The Bhutanese education system, for reasons unknown to most, offers 3 streams of study. Students in grade XI must choose to study either Science, Commerce or Arts. The choice of streams is probably because the system of education was adapted from the ICSE board of India.

The purpose of education is obviously to prepare students for some sort of career. Blindly following the formula of dividing the student population into just 3 streams, without properly looking at the prospects for future careers, may not be such a good idea. From the science stream how many doctors, engineers and other professionals do we need? There are far more candidates than our economy can absorb. The commerce stream produces too many B.Com graduates that remain floating in the market for years. And the economy seems not have any career options for the arts graduates.

The Royal Education Council (REC) has a proposal to loosen the system by breaking up the structure of ‘streams’ and offering subjects on an ‘a la carte’ basis. In this system, students can choose any combination of 5 or 6 subjects with no particular structure. The choice would depend completely on the student’s interest, assuming of course that the student knows what he or she wants. Theoretically, with a few extra subjects offered, students can prepare themselves for any career choice that exists.

The obvious problem with this solution, fantastic for the students though it may be, is that it would simply multiply the resources demanded by the same student body in terms of extra teachers and classrooms. Any one who has made time tables in a school will immediately understand this. It will be a real problem in a country that is already seriously short of both teachers and classrooms.

A more modest approach might be to simply widen the scope of ‘streams’ on offer. Depending on the future prospects of growth in the economy, and thereby growth in employment prospects, new streams could be offered that provide education suited for those areas. One very obvious possibility of growth and employment is sports. One could argue this is a solution simply staring us in the face.

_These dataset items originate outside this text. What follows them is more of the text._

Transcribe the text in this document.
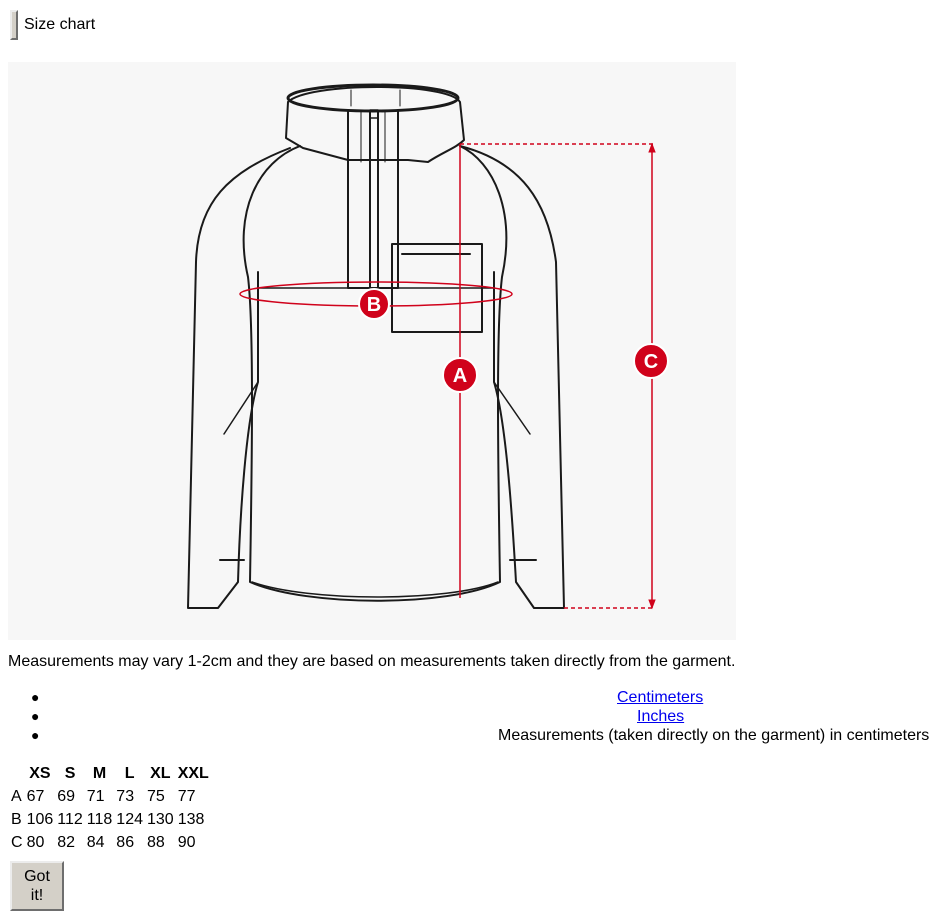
Size chart
B
A
C
Measurements may vary 1-2cm and they are based on measurements taken directly from the garment.
●	Centimeters
●	Inches
●	Measurements (taken directly on the garment) in centimeters
	XS	S	M	L	XL	XXL
A	67	69	71	73	75	77
B	106	112	118	124	130	138
C	80	82	84	86	88	90
Got it!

Yet in Bhutan, sportsmen are nothing if their grades are bad. There is no such thing as a sports quota in government schools and colleges. The government makes no special privileges for successful athletes. Top performers in sports during their school days are down the line found working as security personnel or support persons in government or corporate offices. It is no surprise that most Bhutanese parents try hard to stamp out any sporting ambitions their children might exhibit at an early age. In other words we are nipping a potential sector of our economy right in the bud.

An obvious solution would be to allow students to both pursue their sporting ambitions as well as graduate from high school. This will be possible if a stream for a sports career is introduced. A sports stream could produce both competitive athletes or specialists in the sports industry from referees to coaches to sports trainers and psychologists. The stream could keep difficult subjects like mathematics or regular science as options and in their place offer more relevant subjects such as sports psychology, nutrition, sports leadership etc. Such subjects already exist in schools abroad and need not be invented.

A sports stream would be recognized by universities that offer degrees in sports and would thus enable further studies.

Bhutan has good potential for sports and a decent chance of establishing a sustainable sports industry. Why not pursue it? We can start by making it possible within the school system itself.